Indexers never see plaintext data or metadata.

Storage providers store encrypted shards only; they do not see object IDs, metadata, or any application-level information about the data they hold. The keys needed to decrypt data and metadata stay with the application (or user), not with the indexer or storage providers.

Indexers can observe operational information, such as:

  • Approximate object sizes (derived from the slab layout)
  • Which registered public key owns which object IDs
  • When objects are created and when layout/metadata is requested

Indexers cannot see:

  • The plaintext contents of objects
  • The structure or fields of metadata
  • Application-level concepts like filenames, folders, tags, or document semantics

This boundary lets indexers manage data placement and health without learning what the data actually is.

What indexers don’t do

Indexers deliberately avoid higher-level object-store features. They do not:

  • Provide paths, prefixes, or buckets
  • Implement directories or folder hierarchies
  • Search or filter over metadata
  • Introspect or validate metadata or schemas
  • Implement per-user ACLs, groups, or role-based permissions
  • Handle application logic such as version history, trash, or billing

Their job is to track objects on the Sia network and keep the underlying data healthy. Everything else belongs at the application layer. Apps that need richer behavior build it on top of the indexer’s simple, object-centric interface.

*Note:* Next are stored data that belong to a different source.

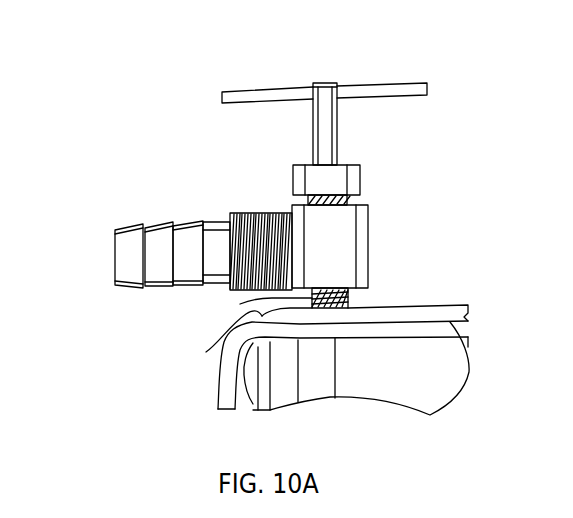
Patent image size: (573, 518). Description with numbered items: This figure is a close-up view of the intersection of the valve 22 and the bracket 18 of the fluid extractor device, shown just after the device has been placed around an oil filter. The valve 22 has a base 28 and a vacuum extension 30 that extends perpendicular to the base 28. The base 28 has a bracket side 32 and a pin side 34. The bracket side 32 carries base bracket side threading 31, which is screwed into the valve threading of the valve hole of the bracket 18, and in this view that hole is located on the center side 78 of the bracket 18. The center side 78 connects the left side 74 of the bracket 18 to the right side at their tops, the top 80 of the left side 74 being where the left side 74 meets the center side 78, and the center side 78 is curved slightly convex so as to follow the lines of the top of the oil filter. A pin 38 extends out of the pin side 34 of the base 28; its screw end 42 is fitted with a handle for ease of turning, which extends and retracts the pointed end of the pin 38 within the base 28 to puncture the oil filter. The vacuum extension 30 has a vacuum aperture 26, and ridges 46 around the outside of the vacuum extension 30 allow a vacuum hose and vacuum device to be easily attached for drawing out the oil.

The bracket 18 is at (437, 299).
The valve 22 is at (432, 125).
The vacuum aperture 26 is at (115, 265).
The base 28 is at (343, 243).
The vacuum extension 30 is at (182, 225).
The base bracket side threading 31 is at (240, 304).
The bracket side 32 is at (353, 296).
The pin side 34 is at (363, 198).
The pin 38 is at (315, 94).
The screw end 42 is at (313, 83).
The ridges 46 is at (215, 222).
The left side 74 is at (217, 400).
The center side 78 is at (470, 352).
The top 80 is at (206, 352).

Why indexers are central to Sia’s user-friendly architecture

Without an indexer, every application would need to:

  • Discover and score storage providers
  • Form and maintain contracts and payment accounts
  • Decide where to place slabs and how to repair them
  • Track which slabs belong to which objects
  • Bolt on its own access-control system

Indexers centralize that complexity into a reusable service:

  • For users: they can allow multiple apps to work with objects in the same account while keeping each app’s objects isolated by app key and preserving data privacy.
  • For developers: they provide a small, stable API focused on objects and metadata, instead of forcing each app to manage storage providers and contracts.
  • For operators: they cleanly separate “run indexers and storage providers” from “build applications,” so infrastructure and apps can evolve independently.

By staying narrow—tracking objects, preserving privacy, managing data health, and enforcing a simple access model—indexers make Sia’s decentralized storage layer feel like a straightforward, user-friendly object service.